“Because Obama doesn’t relish confrontation, he often fails to pin his opponents on the mat the first time he gets the chance,” Maureen Dowd has observed in new N.Y. Times column. “Instead, perversely, he pulls back and allows foes to gain oxygen.”
Which has always infuriated me. That too-polite, I-gotta-be-cool wussiness. I’ve never been angrier at President Obama than I have since last week’s debate. For showing me and everyone else that when it comes to one-on-one, do-or-die, be-a-man moments, he’s a sidestepper. Or has this tendency to be. He’s certainly no Lee Marvin.
“It happened with Hillary in New Hampshire and Texas and with Republicans in the health care and debt-ceiling debates. Just as Obama let the Tea Party inflate in the summer of 2009, spreading a phony narrative about ‘death panels,’ now he has let Romney inflate and spread a phony narrative about moderation and tax math.
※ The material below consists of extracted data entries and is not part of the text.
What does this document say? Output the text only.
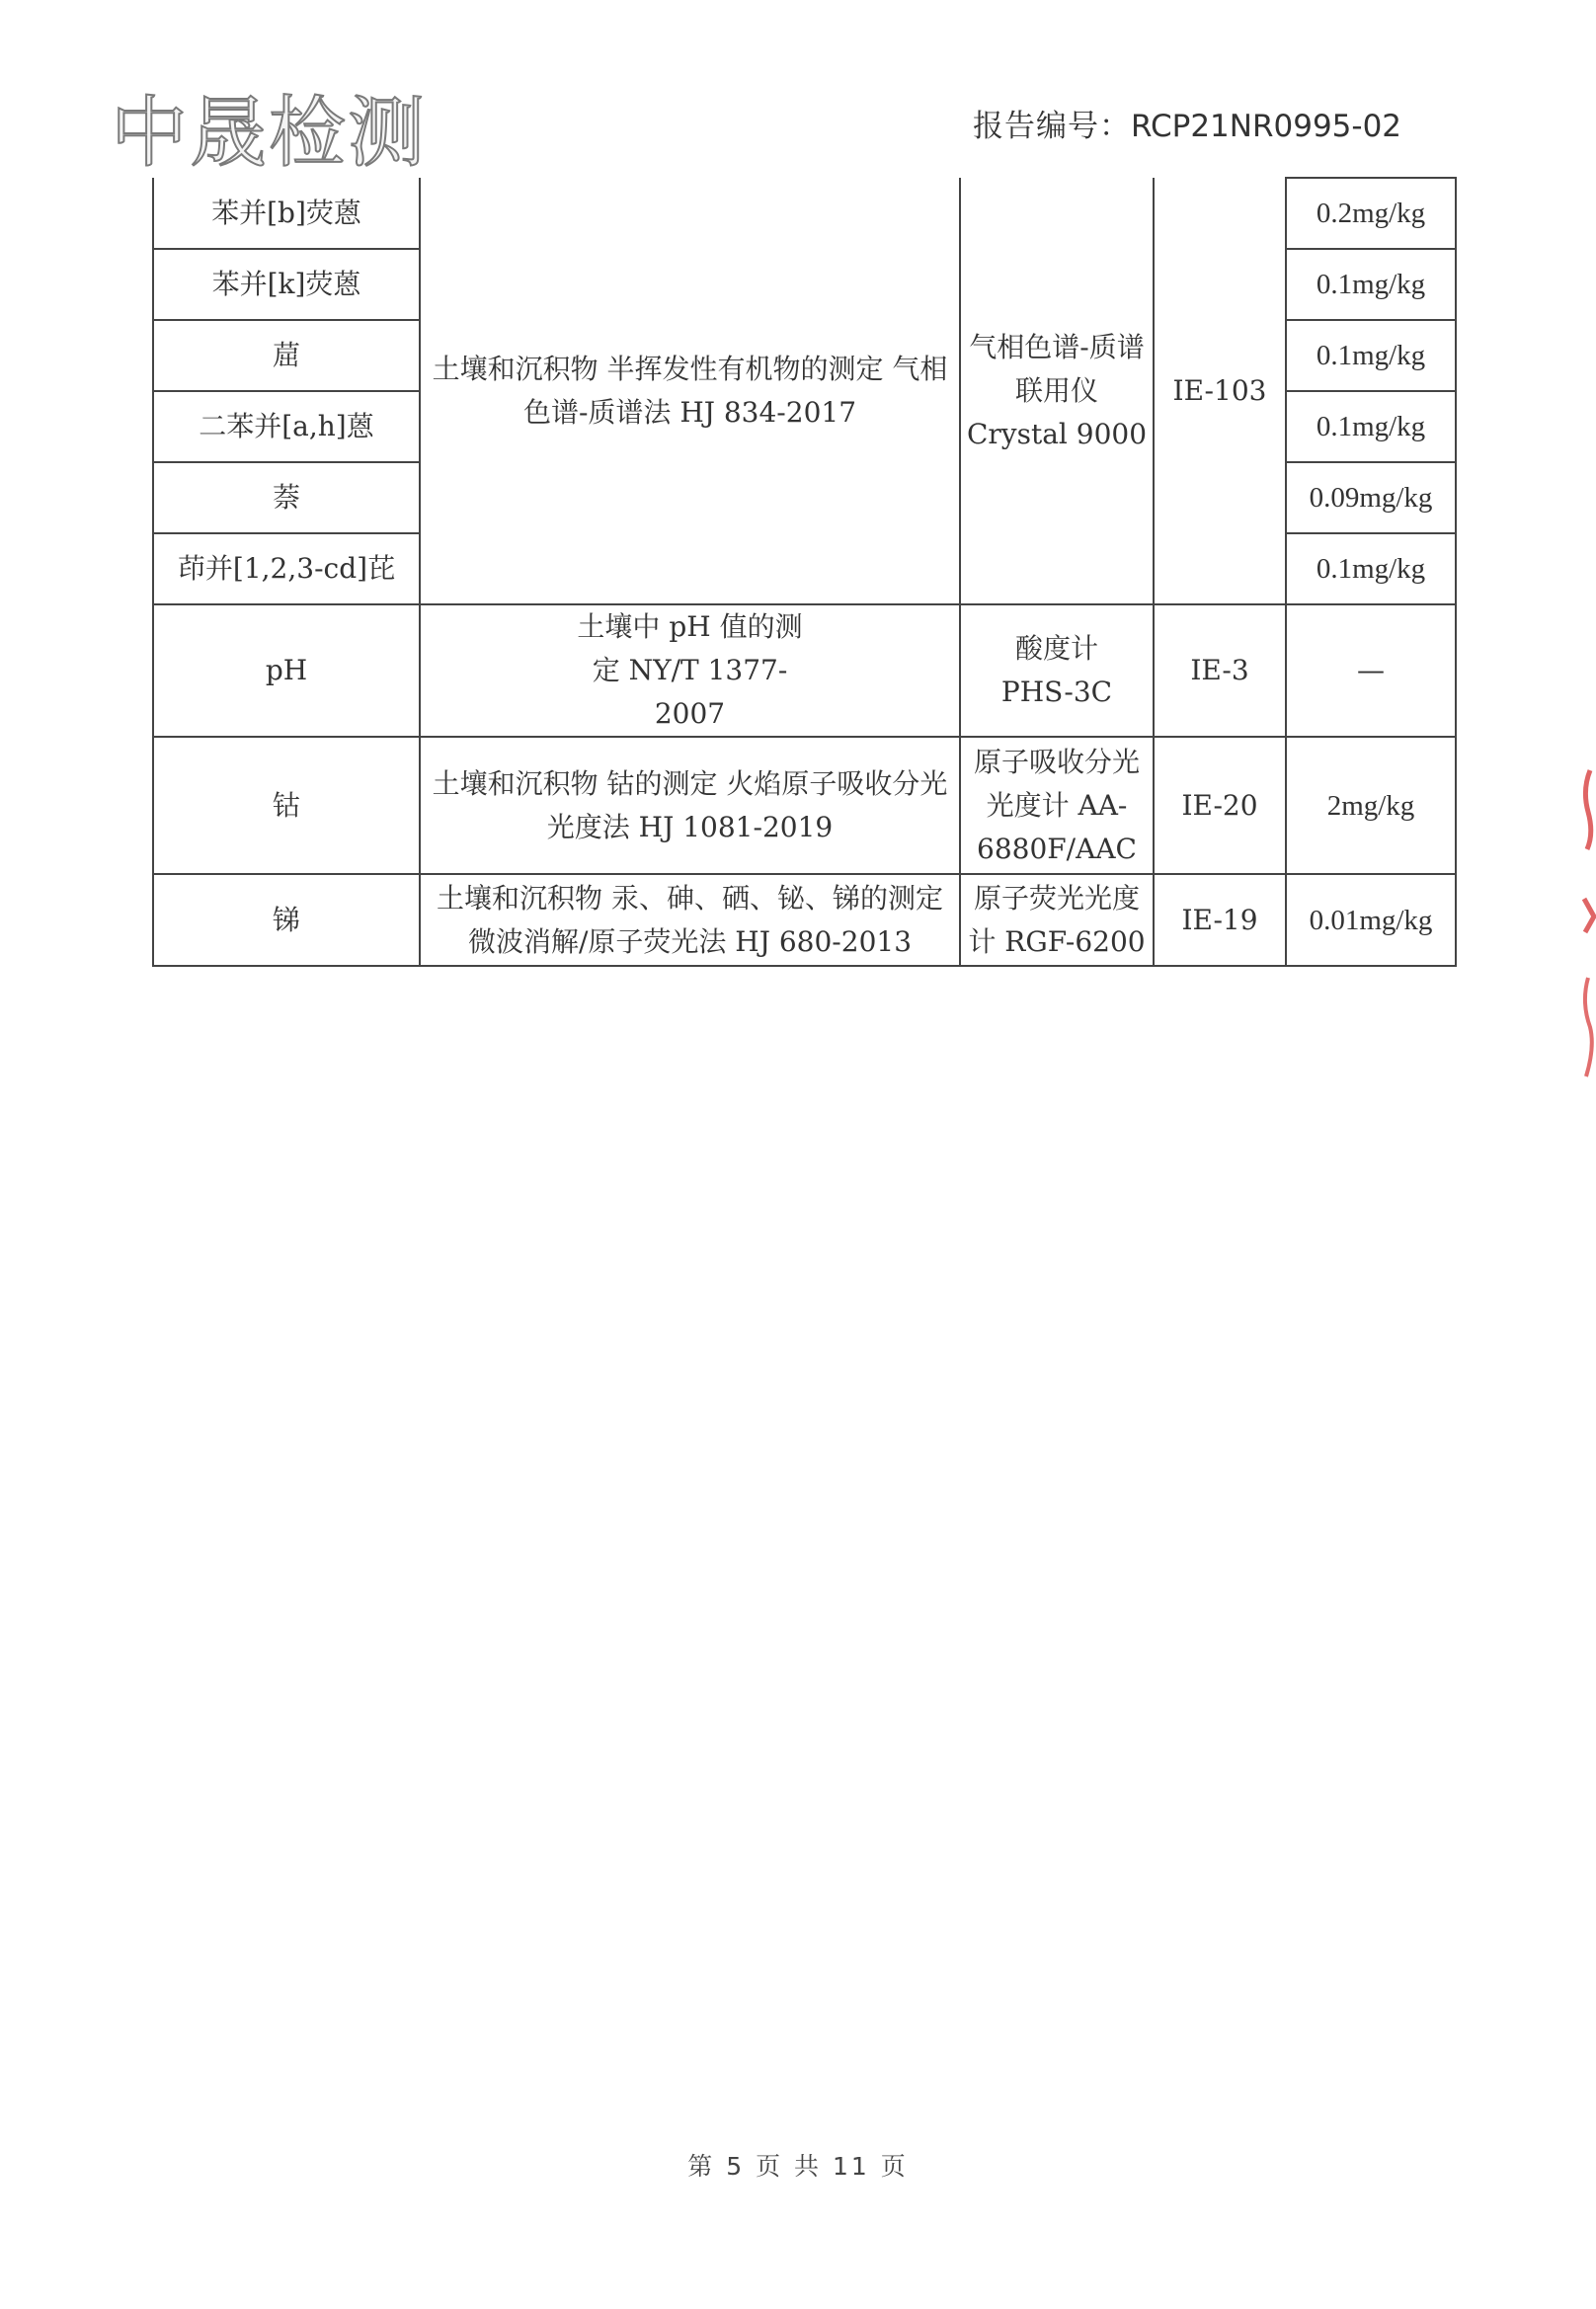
中晟检测	报告编号：RCP21NR0995-02
苯并[b]荧蒽	土壤和沉积物 半挥发性有机物的测定 气相色谱-质谱法 HJ 834-2017	气相色谱-质谱联用仪 Crystal 9000	IE-103	0.2mg/kg
苯并[k]荧蒽				0.1mg/kg
䓛				0.1mg/kg
二苯并[a,h]蒽				0.1mg/kg
萘				0.09mg/kg
茚并[1,2,3-cd]芘				0.1mg/kg
pH	土壤中 pH 值的测定 NY/T 1377-2007	酸度计 PHS-3C	IE-3	—
钴	土壤和沉积物 钴的测定 火焰原子吸收分光光度法 HJ 1081-2019	原子吸收分光光度计 AA-6880F/AAC	IE-20	2mg/kg
锑	土壤和沉积物 汞、砷、硒、铋、锑的测定 微波消解/原子荧光法 HJ 680-2013	原子荧光光度计 RGF-6200	IE-19	0.01mg/kg
第 5 页 共 11 页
“Even though Obama was urged not to show his pompous side, he arrived at the podium cloaked in layers of disdain; a disdain for debates, which he regards as shams, a venue, as the Carter White House adviser Gerry Rafshoon puts it, where ‘people prefer a good liar to a bad performer.’
“Obama feels: Seriously? After all he did mopping up Republican chaos, does he really have to spend weeks practicing a canned zinger? Should the man who killed Osama bin Laden and personally reviews drone strikes have to put on a show of macho swagger?
“Plus, he’s filled with disdain for Romney, seeing him as the ultimate slick boardroom guy born on third base trying to peddle money-making deals. Surely everyone sees through this con man?
“Just as Poppy Bush didn’t try as hard as he should have because he assumed voters would reject Slick Willie, Obama lapsed into not trying because he assumed voters would reject Cayman Mitt.”